Saturday, May 4, 2013

PORTLAND: Vaginal Davis and Philadelphia Wireman

Images, left to right: Philadelphia Wireman, Untitled (wire, paper, plastic), c. 1970–75, wire, found objects, 4 inches high; Vaginal Davis, Untitled, 2012, glycerine, Britney Spears eye shadow, Wet N Wild nail polish, water color pencils, Afro Sheen Hair Conditioner, Extra Hold Aqua Net hair spray on Cornflakes box, 10 1/4 x 7 1/4 inches.

May 3 – June 1, 2013

811 East Burnside #213
Portland, OR

Vaginal Davis and Philadelphia Wireman engage in a personal and idiosyncratic alchemy using cheap and discarded materials–including eye shadow, hairspray and nail polish, tape, batteries, and wire–that are mixed, smeared or bound together. Obsessive, intuitive and prolific, both Davis’ and Wireman’s works are powerful forms of portraiture, which conjure mysterious figures, both real and invented, otherworldly and historical.

Vaginal Davis is a performance artist, painter, independent curator, writer, film maker, musician, and self-proclaimed “doyenne of intersexed art.”  After leaving her hometown of Los Angeles for Berlin in 2006, Davis began to cover the walls of her new studio/apartment with hundreds of paper clippings, almost exclusively the heads and bodies of men cut from newspapers, magazines and her own snapshots.  As this collage began to eclipse the white walls completely, Davis started to create small paintings of women, which she intersperses among the otherwise overwhelmingly and overbearingly male photomontage. These intimate paintings of women exists as equal parts self-portrait and homage.
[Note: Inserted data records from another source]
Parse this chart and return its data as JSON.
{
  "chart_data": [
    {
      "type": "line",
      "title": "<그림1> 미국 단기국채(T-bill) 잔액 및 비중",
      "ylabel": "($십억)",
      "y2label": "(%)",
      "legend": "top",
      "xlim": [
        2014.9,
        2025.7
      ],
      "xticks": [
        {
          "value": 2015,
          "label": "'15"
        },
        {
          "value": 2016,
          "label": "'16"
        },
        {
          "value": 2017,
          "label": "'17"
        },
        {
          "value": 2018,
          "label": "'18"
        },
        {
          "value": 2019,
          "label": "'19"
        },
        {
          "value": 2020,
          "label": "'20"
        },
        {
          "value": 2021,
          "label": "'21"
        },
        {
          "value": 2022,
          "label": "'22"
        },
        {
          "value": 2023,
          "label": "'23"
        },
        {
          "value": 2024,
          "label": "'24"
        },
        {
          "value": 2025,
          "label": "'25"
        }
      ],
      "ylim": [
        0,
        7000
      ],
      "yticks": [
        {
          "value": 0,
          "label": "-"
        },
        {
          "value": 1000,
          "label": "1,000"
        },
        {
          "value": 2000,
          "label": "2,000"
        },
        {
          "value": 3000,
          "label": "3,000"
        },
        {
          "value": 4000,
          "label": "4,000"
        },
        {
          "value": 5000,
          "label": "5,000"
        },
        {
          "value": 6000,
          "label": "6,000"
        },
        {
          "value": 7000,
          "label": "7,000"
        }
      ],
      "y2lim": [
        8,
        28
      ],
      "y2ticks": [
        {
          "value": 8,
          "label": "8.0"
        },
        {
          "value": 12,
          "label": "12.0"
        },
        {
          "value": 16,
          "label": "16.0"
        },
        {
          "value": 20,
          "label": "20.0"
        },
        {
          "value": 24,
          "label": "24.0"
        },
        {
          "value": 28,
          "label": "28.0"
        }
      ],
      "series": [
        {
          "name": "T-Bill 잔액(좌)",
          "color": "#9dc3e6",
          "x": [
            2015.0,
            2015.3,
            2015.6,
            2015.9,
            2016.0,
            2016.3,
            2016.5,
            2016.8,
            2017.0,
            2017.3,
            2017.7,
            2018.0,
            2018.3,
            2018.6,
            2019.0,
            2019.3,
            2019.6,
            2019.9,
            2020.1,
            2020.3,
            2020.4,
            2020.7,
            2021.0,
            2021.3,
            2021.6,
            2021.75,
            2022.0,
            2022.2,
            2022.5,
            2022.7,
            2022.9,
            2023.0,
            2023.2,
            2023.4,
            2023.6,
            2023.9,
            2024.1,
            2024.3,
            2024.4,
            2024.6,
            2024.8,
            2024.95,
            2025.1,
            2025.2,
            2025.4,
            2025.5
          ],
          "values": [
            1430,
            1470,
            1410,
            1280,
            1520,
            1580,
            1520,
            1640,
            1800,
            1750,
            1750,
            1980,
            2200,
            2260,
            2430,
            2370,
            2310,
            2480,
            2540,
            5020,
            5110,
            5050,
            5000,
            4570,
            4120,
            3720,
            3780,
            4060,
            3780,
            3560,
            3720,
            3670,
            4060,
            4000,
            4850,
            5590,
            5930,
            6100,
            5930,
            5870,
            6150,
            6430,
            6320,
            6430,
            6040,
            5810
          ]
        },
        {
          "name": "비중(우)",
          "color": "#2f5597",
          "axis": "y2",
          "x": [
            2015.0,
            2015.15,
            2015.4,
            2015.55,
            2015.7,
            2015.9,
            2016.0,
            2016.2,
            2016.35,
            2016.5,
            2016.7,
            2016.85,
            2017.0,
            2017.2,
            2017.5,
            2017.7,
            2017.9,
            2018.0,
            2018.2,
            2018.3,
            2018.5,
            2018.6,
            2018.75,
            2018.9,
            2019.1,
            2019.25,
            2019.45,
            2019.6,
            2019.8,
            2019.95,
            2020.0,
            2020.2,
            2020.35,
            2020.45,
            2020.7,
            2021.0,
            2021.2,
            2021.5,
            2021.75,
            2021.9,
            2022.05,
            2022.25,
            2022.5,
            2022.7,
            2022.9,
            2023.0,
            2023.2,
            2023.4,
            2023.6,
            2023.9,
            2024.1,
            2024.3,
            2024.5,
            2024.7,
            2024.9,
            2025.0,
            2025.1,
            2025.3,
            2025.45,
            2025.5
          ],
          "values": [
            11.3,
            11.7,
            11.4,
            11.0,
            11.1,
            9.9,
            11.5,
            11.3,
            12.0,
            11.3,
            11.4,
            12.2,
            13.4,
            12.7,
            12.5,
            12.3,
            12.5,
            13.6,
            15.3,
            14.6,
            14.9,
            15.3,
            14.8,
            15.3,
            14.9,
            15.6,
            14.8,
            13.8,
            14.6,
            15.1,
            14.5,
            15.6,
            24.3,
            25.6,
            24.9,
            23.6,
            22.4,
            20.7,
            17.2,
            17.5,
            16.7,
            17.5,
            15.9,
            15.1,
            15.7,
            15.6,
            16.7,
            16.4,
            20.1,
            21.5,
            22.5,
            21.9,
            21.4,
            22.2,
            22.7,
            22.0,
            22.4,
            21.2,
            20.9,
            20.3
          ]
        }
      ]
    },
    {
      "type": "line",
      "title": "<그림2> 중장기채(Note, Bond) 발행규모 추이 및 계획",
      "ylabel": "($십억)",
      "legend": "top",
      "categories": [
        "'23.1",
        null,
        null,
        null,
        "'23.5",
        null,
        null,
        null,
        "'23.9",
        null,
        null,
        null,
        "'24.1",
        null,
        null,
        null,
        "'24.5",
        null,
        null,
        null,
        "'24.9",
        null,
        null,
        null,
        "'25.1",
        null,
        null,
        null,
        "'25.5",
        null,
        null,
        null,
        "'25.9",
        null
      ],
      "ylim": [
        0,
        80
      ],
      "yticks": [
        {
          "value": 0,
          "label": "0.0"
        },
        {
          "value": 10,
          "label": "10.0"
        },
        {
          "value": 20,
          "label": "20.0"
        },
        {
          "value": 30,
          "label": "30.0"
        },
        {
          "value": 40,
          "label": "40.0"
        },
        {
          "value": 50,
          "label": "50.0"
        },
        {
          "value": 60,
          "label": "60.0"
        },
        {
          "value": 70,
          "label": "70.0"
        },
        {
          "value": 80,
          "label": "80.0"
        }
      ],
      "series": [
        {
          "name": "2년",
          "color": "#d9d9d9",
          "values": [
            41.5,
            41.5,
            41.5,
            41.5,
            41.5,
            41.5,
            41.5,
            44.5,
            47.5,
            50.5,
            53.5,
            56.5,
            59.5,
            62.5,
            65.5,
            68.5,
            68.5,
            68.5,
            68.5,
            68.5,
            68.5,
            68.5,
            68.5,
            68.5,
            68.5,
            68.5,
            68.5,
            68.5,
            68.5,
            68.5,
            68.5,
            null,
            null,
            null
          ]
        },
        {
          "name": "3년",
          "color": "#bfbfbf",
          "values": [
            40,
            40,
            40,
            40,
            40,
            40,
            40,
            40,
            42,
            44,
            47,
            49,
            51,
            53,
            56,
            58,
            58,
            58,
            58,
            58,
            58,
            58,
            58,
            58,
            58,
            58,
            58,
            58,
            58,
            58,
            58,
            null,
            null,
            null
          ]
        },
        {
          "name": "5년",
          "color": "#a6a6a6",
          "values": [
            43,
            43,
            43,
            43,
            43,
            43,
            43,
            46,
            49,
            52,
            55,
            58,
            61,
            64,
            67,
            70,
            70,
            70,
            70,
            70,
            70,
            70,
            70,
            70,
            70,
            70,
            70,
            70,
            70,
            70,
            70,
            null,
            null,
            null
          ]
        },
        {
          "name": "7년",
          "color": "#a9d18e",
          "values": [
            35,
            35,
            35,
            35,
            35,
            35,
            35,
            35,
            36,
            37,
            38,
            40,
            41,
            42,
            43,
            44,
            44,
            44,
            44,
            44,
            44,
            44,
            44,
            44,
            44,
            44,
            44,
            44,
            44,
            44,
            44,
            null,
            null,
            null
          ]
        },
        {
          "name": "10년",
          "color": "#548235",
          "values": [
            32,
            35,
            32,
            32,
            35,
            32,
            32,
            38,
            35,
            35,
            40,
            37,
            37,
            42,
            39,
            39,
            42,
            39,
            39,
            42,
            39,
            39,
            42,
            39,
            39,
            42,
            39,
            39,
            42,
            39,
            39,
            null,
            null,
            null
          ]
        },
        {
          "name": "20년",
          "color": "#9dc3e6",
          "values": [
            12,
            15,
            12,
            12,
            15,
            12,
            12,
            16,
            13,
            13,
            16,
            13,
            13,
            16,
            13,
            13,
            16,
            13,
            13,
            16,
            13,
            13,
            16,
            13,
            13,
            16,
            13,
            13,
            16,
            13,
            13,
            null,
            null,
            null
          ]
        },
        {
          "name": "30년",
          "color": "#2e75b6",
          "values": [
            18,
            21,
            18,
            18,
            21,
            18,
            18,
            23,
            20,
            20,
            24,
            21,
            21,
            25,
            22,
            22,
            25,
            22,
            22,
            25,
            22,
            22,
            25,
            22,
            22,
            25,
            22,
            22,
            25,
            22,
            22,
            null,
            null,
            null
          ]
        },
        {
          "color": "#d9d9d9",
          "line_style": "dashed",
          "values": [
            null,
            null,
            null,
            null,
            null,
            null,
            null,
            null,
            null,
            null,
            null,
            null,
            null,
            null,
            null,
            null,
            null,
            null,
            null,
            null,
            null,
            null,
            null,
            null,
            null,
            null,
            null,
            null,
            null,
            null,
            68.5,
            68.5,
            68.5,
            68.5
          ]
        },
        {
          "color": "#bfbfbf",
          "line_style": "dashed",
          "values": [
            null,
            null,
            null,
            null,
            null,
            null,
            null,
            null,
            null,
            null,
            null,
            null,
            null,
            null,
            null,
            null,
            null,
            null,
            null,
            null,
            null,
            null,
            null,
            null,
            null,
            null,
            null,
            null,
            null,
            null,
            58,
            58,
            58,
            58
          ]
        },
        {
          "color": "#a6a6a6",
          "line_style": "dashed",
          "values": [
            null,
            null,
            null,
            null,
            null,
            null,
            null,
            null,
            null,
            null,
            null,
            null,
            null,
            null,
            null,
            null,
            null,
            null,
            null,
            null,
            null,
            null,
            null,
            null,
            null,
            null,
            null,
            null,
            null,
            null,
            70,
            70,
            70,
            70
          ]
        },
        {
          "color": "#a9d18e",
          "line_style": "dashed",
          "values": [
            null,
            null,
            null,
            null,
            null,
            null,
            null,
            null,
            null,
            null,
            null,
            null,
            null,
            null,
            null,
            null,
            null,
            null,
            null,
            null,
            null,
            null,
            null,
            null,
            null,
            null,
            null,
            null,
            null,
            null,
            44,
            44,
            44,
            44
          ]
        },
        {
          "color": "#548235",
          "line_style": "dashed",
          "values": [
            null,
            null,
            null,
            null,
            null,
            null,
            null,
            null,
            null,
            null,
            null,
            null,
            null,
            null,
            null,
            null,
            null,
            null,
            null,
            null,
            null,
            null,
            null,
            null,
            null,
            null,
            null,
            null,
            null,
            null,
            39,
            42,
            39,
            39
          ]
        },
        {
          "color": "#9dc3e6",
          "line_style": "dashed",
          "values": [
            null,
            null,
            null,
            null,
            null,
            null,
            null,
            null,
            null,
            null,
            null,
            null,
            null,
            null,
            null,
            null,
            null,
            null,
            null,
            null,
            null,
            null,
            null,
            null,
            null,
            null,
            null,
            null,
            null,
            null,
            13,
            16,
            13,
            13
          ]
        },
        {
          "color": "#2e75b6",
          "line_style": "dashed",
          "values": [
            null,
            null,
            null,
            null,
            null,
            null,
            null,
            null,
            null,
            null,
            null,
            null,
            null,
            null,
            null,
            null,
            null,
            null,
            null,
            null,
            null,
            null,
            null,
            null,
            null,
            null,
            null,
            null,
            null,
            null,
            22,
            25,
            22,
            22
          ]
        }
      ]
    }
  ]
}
Using her own personal beauty products as pigments for her paintings, Davis places the small scale works amidst her living collage of appropriated images of men, in a sense replicating her own real life experience as an independent, self-made woman navigating the complexities of a male dominated culture. However, when Davis presents the paintings outside of the context of her apartment, each gains individuality by being given a title that references a specific woman from history. Much of Davis’s work, as well as the formation of her own identity, continues to be concerned with assembling and referencing a lineage of unknown histories of independent, outlaw, and visionary female figures ranging from Hollywood stars, to artists, cultural icons, writers and fictional characters.  Each painting becomes a portrait and a tribute, granting its subject a space of prominence, power and visibility.

In the late 1970s a cache of over one thousand distinctive wire sculptures was found discarded on the street in Philadelphia. The collection of objects came to be attributed to a single person, who remains unknown. The Philadelphia Wireman sculptures consist of different gauges of wire wrapped around everyday objects and materials including food packaging, umbrella parts, tape, batteries, pens, foil, coins, toys, watches, eyeglasses, tools, and jewelry. While these assemblages resonate with historical and contemporary art practices alike, it is also possible that these mysterious bundles are an American iteration of traditional African power objects.

Vaginal Davis and Philadelphia Wireman share creative practices that might be more readily considered in relation to divination or magic, where the act of creation is always linked to belief, and understood and employed as a profoundly powerful force. Both Wireman’s sculptures and Davis’ paintings are entirely specific to the contexts in which they were created, but their resonance in the gallery setting lies in their displacement and their new role as ambassadors of purpose from the worlds of their makers.